Ao ler os comentários a este post lembrei-me que pode não ter sido isso, e pode ter sido retirado depois.

Uma vez que tu, por não teres visto o teu comentário publicado, levantas logo a acusação de censura, não quis deixar de referir aqui este episódio.

Um abraço,
Bruno.

Vasco disse...

Miguel Serras Pereira:

Nem sempre estou de acordo consigo. Aliás... quase nunca! Creio, todavia, que o que o MSP é uma voz corajosa e independente nesta nossa inquinada blogosfera, apesar de ter uma costela qualquer anti-pcp! Repare que até lhe faço justiça numa série de coisas, julgo apenas que nem sempre acerta nos timings e - essencialmente! - no alvo "prioritário" a abater. repare que não tenho problemas em dizer-lhe que, por tradição, por razões familiares, por consciência - mesmo! pois não tenho vergonha de o dizer: "eu voto pcp".
Não estou á espera que o MSP alguma vez esteja do nosso lado. Mas fico simultaneamente surpreendido e feliz por saber que o MSP quando tem que dizer... diz!
O que se passa com a sra. Raquel e o sr. Renato é atroz! Não é só uma questão de censura na net. Como se isso fosse pouco! Verifico, também in loquo, o perfil jaconista/estalinista/neo-trotskista dessa gente que se auto-promove a partir duma luta que não lhes pertence!

NOS ÚLTIMOS 2 DIAS VERIFIQUEI QUE HÁ COMENTÁRIOS SISTEMATICAMENTE CENSURADOS NO 5 DIAS! Honestamente... nunca pensei. Bem-haja pela coragem da independência. Mesmo sabendo que, raramente iremos coincidir nas opiniões veinculadas.

Miguel Serras Pereira disse...

Caro Vasco,

como dizia a grande Rosa, "a liberdade é sempre a liberdade de quem pensa de outro modo". Aqui está: pelo menos, é um ponto - e não menor - em que estamos de acordo.

Mas creio que outros haverá, dado o que escreve. Na mesma linha. Fornecendo uma boa base para discutirmos as divergências a que se refere - ao que me disponho, na medida do que posso, sempre que entenda.

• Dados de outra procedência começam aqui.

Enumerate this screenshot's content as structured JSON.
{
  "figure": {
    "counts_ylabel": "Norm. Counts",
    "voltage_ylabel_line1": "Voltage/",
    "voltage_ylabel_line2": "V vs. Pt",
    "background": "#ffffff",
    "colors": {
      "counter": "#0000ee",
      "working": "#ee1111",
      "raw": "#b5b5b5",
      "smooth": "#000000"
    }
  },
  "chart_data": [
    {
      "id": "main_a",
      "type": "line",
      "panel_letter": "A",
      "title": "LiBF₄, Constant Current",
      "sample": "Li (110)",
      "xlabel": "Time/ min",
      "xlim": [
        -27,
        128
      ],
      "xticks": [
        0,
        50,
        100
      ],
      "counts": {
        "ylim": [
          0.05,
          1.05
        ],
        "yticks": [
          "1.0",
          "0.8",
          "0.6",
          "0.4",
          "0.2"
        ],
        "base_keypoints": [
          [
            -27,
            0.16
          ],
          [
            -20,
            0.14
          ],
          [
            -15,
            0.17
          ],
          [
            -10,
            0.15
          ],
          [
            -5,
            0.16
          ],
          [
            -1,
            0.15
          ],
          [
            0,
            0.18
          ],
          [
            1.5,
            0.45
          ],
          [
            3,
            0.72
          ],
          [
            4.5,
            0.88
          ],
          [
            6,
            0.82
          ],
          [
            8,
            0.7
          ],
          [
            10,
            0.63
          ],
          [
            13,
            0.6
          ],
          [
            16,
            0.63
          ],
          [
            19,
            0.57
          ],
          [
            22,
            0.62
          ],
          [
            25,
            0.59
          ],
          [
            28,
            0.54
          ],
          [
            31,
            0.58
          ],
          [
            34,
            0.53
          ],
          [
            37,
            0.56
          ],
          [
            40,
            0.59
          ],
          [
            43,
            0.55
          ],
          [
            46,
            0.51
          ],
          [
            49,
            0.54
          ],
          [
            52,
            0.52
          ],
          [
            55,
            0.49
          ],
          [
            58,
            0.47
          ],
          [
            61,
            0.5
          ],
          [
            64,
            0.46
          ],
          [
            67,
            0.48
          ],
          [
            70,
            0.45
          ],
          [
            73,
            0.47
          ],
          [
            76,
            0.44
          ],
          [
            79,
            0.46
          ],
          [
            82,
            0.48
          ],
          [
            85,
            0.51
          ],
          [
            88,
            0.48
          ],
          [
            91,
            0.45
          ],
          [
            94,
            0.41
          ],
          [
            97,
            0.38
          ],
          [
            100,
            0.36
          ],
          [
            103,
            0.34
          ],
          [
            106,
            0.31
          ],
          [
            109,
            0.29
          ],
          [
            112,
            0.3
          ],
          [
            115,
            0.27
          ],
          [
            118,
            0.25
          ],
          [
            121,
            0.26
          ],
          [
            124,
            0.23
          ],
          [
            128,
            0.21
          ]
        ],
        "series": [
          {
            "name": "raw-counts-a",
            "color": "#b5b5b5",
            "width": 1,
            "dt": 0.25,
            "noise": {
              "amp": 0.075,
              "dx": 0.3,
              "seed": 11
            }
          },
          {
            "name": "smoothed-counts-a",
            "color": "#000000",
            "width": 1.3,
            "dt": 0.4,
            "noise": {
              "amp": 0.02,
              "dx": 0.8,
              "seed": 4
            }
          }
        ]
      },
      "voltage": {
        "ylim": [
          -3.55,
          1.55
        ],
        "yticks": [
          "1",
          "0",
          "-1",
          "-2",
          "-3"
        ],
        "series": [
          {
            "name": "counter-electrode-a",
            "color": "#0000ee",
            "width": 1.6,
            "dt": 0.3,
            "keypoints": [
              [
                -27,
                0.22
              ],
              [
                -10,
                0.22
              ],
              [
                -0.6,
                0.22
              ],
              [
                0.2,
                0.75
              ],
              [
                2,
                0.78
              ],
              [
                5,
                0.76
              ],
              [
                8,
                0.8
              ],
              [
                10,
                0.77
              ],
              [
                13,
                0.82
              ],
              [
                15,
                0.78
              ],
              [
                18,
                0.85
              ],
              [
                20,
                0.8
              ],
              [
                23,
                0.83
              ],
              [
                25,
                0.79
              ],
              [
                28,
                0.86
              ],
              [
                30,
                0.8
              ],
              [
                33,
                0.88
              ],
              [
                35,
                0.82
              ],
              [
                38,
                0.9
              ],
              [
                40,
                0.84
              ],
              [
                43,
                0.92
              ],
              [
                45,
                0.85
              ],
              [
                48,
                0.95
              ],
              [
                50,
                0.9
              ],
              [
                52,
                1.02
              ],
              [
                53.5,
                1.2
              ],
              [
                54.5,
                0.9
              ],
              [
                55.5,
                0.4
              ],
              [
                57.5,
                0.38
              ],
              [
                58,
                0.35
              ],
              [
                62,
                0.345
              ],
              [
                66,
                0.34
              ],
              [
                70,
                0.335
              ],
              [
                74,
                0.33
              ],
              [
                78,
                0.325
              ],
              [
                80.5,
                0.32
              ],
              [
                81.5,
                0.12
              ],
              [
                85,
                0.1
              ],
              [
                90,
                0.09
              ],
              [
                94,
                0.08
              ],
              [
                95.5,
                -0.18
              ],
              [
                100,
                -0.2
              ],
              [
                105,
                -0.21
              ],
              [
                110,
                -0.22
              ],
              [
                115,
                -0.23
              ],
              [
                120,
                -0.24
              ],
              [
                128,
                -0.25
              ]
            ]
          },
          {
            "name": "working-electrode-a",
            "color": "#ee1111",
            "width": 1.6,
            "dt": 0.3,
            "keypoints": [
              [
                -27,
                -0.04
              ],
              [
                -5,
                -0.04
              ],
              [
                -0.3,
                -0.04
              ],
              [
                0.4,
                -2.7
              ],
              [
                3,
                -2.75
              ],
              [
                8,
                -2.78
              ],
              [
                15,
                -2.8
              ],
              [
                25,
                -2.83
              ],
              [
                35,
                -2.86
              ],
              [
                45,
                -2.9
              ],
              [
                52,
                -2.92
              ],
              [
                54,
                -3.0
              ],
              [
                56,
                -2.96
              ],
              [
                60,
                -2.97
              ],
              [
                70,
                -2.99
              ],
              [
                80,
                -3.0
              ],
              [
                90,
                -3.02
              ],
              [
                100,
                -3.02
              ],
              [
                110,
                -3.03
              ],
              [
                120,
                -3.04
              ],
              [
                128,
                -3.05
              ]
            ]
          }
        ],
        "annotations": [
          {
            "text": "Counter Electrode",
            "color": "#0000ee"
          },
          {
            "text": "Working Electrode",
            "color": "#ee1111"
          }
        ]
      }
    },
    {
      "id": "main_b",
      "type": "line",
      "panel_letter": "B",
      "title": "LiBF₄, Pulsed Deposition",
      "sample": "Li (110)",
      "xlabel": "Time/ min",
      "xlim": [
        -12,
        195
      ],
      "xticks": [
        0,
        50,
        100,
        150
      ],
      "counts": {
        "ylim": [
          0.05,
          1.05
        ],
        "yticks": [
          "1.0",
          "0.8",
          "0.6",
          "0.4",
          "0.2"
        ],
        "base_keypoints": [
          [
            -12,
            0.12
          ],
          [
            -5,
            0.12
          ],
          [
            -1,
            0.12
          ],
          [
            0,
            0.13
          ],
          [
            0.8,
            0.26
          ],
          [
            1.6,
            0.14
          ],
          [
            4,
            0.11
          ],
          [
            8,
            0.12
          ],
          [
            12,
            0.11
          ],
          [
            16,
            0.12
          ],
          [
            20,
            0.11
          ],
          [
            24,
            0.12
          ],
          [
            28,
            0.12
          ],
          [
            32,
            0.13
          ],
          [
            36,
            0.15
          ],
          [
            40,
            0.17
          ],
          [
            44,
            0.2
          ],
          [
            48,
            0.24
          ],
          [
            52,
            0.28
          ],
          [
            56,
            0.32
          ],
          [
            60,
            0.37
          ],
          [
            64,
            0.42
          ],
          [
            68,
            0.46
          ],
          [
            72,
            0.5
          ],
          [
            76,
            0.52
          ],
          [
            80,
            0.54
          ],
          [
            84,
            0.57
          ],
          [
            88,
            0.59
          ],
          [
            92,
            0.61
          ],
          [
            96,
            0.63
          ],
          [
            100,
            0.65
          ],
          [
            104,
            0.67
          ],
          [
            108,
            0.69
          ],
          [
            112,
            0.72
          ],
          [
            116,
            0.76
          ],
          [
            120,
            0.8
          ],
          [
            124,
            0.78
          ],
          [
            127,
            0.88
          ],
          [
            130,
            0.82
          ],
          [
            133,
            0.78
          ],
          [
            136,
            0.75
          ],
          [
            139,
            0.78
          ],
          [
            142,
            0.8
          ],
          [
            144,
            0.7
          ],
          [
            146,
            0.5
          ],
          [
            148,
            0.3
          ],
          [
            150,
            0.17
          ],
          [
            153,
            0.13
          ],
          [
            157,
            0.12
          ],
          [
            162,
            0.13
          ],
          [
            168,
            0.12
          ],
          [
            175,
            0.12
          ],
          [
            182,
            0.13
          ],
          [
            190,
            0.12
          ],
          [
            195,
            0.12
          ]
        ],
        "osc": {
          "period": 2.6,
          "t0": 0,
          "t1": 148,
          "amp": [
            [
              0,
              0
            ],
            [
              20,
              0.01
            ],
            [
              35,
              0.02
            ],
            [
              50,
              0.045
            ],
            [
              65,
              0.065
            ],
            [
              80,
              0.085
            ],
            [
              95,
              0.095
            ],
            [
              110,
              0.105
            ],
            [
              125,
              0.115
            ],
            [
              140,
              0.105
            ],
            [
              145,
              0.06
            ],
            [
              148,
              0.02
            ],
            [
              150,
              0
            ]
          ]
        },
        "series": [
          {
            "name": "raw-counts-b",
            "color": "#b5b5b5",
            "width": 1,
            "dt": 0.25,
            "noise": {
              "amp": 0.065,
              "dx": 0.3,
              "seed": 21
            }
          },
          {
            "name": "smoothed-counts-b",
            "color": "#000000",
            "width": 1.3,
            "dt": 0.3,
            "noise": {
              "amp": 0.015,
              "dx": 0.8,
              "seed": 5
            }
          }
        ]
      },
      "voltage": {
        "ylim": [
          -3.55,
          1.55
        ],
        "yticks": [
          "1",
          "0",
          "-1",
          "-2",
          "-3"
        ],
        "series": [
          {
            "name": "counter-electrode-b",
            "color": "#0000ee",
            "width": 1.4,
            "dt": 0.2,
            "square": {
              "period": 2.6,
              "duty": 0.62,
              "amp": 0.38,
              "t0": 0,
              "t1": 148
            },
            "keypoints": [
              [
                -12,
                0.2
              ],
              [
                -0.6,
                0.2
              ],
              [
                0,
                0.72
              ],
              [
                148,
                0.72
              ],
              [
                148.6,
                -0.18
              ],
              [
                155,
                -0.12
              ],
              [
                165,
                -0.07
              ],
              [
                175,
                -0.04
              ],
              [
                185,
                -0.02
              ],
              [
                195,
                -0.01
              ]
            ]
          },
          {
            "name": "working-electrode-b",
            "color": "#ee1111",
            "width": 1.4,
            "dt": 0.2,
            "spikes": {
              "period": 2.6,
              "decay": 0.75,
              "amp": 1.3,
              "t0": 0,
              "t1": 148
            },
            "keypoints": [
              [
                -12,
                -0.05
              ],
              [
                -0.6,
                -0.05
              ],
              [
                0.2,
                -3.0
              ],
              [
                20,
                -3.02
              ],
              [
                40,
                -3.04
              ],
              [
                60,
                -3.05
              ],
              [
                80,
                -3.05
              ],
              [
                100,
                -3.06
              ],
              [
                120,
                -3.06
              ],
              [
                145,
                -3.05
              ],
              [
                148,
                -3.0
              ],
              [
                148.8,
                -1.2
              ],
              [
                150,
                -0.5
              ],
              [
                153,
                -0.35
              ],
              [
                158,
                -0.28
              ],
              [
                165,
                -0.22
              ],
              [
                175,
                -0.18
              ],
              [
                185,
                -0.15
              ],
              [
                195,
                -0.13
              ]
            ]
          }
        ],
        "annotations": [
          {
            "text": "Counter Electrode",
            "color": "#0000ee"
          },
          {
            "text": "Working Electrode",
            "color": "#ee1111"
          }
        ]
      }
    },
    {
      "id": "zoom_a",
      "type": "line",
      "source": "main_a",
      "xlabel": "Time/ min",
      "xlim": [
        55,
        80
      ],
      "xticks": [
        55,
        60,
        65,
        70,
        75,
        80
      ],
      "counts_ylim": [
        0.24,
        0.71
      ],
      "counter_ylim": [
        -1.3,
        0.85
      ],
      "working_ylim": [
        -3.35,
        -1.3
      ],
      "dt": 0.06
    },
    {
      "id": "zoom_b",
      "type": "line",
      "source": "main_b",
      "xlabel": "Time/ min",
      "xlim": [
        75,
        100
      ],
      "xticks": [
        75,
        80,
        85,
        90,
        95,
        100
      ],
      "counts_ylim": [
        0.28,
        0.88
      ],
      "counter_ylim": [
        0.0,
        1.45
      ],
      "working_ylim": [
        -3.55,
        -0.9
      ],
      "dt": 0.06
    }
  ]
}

Cordiais saudações democráticas

msp

Anónimo disse...

Será possível que a censura continue a destruir o blogue 5 Dias? Niet

Bruno Peixe Dias disse...

Escrevi ontem um comentário a este post que não foi publicado. O comentário referia-se a uma situação anterior em que, muito provavelmente, tive um comentário meu apagado? Foi o que aconteceu desta vez?
Miguel, agradecia que me esclarecesses?

Miguel Serras Pereira disse...

Caro Bruno,

não recebi qualquer comentário teu a este post e não creio que tenha sido apagado por lapso. Tanto mais que, uma vez que nós não temos moderação prévia de comentários aqui no Vias, o teu contributo só poderia ter sido apagado depois da publicação. Cá na casa, é assim: todos os comentários são instantaneamente publicados e só depois disso, se houver razões para tanto e de acordo com o nosso estatuto editorial explícito, poderão ser apagados. Agradeço-te assim que envies de novo o teu texto para esta caixa (e, por segurança, também por mail).
Não te esqueças nem tardes, por favor.